1.2 A Recorrente apresentou as alegações de recurso, com conclusões do seguinte teor:

«A. A interposição do presente recurso e a respectiva admissão mostra-se prudente e necessária, porque a questão que se suscita nos seus fundamentos e respectivas conclusões, tem, em nossa opinião, relevância jurídica e social, sendo a sua admissão, não só, necessária, como fundamental, para uma melhor compreensão e aplicação do direito, nomeadamente no que respeita aos preceitos relacionados com a desconsideração de custos reflectidos em facturação indiciada como falsa, em sede de IRC;

B. Na verdade, e como se procurará demonstrar mais adiante, a decisão do Tribunal Central Administrativo Sul ao revogara sentença proferida pelo Tribunal Administrativo e Fiscal de Sintra (proc. 538/08.1BELRS), a qual considerou que a correcção efectuada pela Autoridade Tributária e Aduaneira (AT) ao lucro tributável da Recorrente ao exercício de 2003, não era legal – atendendo às circunstâncias do caso levanta dificuldades de relevância jurídica e social, porquanto não teve em consideração o contexto temporal em que os factos, em causa, ocorreram – 2003 – e, consequentemente, os usos e costumes da altura, quando da contratação de subempreitadas – algo muito diferente do que acontece nos dias de hoje – que acabou por ter reflexo na decisão, a qual ficou permeável à errada interpretação e aplicação do direito, como veremos infra.

C. Com efeito, considera a Recorrente que o Acórdão recorrido, para além de enfermar de uma incorrecta apreciação da matéria de facto, assenta, sobretudo, numa errada aplicação do direito aos factos, violando o disposto no artigo 23.º do Código do IRC e o artigo 74.º da LGT.

D. Ademais, entende a Recorrente que o douto Acórdão recorrido ao manter a correcção ao lucro tributável da Recorrente relativo ao exercício de 2003 está, igualmente, a violar, além do princípio da legalidade fiscal, o principal princípio – com vigência constitucional – o princípio da capacidade contributiva e tributação pelo lucro real – regulador da tributação do rendimento das pessoas colectivas, previsto nos artigos 103.º e 104.º da Constituição da República Portuguesa (CRP).
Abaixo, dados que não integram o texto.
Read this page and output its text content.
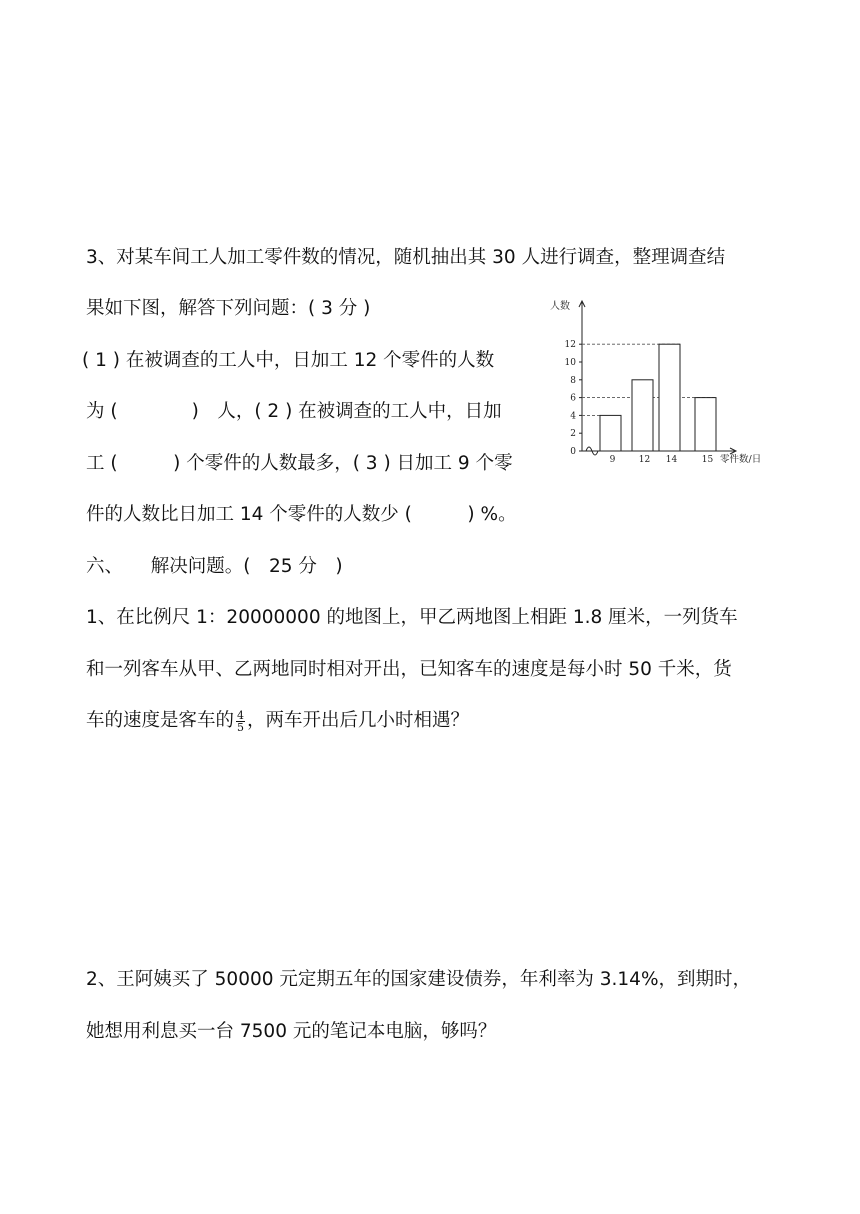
3、对某车间工人加工零件数的情况，随机抽出其 30 人进行调查，整理调查结
果如下图，解答下列问题：( 3 分 )
( 1 ) 在被调查的工人中，日加工 12 个零件的人数
为 (　　　　)　人，( 2 ) 在被调查的工人中，日加
工 (　　　) 个零件的人数最多，( 3 ) 日加工 9 个零
件的人数比日加工 14 个零件的人数少 (　　　) %。
0
2
4
6
8
10
12
9	12 14	15
人数
零件数/日
六、　　解决问题。(　25 分　)
1、在比例尺 1：20000000 的地图上，甲乙两地图上相距 1.8 厘米，一列货车
和一列客车从甲、乙两地同时相对开出，已知客车的速度是每小时 50 千米，货
车的速度是客车的 $\frac{4}{5}$ ，两车开出后几小时相遇？
2、王阿姨买了 50000 元定期五年的国家建设债券，年利率为 3.14%，到期时，
她想用利息买一台 7500 元的笔记本电脑，够吗？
E. Deste modo, a necessidade da admissão do presente recurso, prende-se com questões de manifesta relevância jurídica, porquanto é prudente que os nossos tribunais sejam auxiliados numa melhor interpretação do direito, mormente no que toca à aplicação do artigo 74.º da Lei Geral Tributária e, consequentemente, do artigo 23.º do Código do IRC, no que respeita à matéria da “facturação indiciada como falsa”, e a questões de relevância social, porquanto, nos dias que correm, constata-se haver, ainda, muitos contribuintes, como a aqui Recorrente, que se encontram pacientemente a aguardar por uma decisão do Tribunal de primeira instância ou do Tribunal de recurso – que teima em não chegar –, relativa a processos de impugnação judicial contra actos de liquidação de IRC (e IVA), com características muito semelhantes à dos presentes autos, em que se discute a legalidade da desconsideração de custos (efectivamente) suportados pelos contribuintes, face a operações comerciais que tiveram com empresas que, segundo a AT, são reputadas como emissoras de facturas falsas.

F. Com efeito, a desconsideração de custos no apuramento do IRC, por alegada contabilização de facturação “de favor” – é uma matéria que abarca vários contribuintes com conflitos com a AT. Conflitos estes que resultam do entendimento da Autoridade Tributária de que aquele contribuinte não pode deduzir custos que suportou na sua actividade, em virtude de contabilizar facturas emitidas por sociedades que a AT suspeita de serem emitentes de facturação “de favor”. Pois, como constitui jurisprudência firme dos nossos Tribunais Superiores, (Vd. Acórdão proferido em 21 de Dezembro de 2016, pela Secção de Contencioso Tributário do TCA Norte, no âmbito do processo n.º 00477/09.9BEPNF) nem todas as facturas emitidas por sujeitos passivos suspeitos de emitirem facturas falsas, são falsas. E, na verdade, segundo entende a Recorrente, é uma matéria controversa e bastante comum, pelo que se ajuíza ser razão suficiente para que o Venerando STA se possa e deva pronunciar sobre o mesmo, com o mérito que se lhe reconhece, para que em casos futuros não haja dúvidas quanto a orientação da Administração Pública em geral e jurisprudencial do nosso ordenamento jurídico, quanto à matéria em apreço.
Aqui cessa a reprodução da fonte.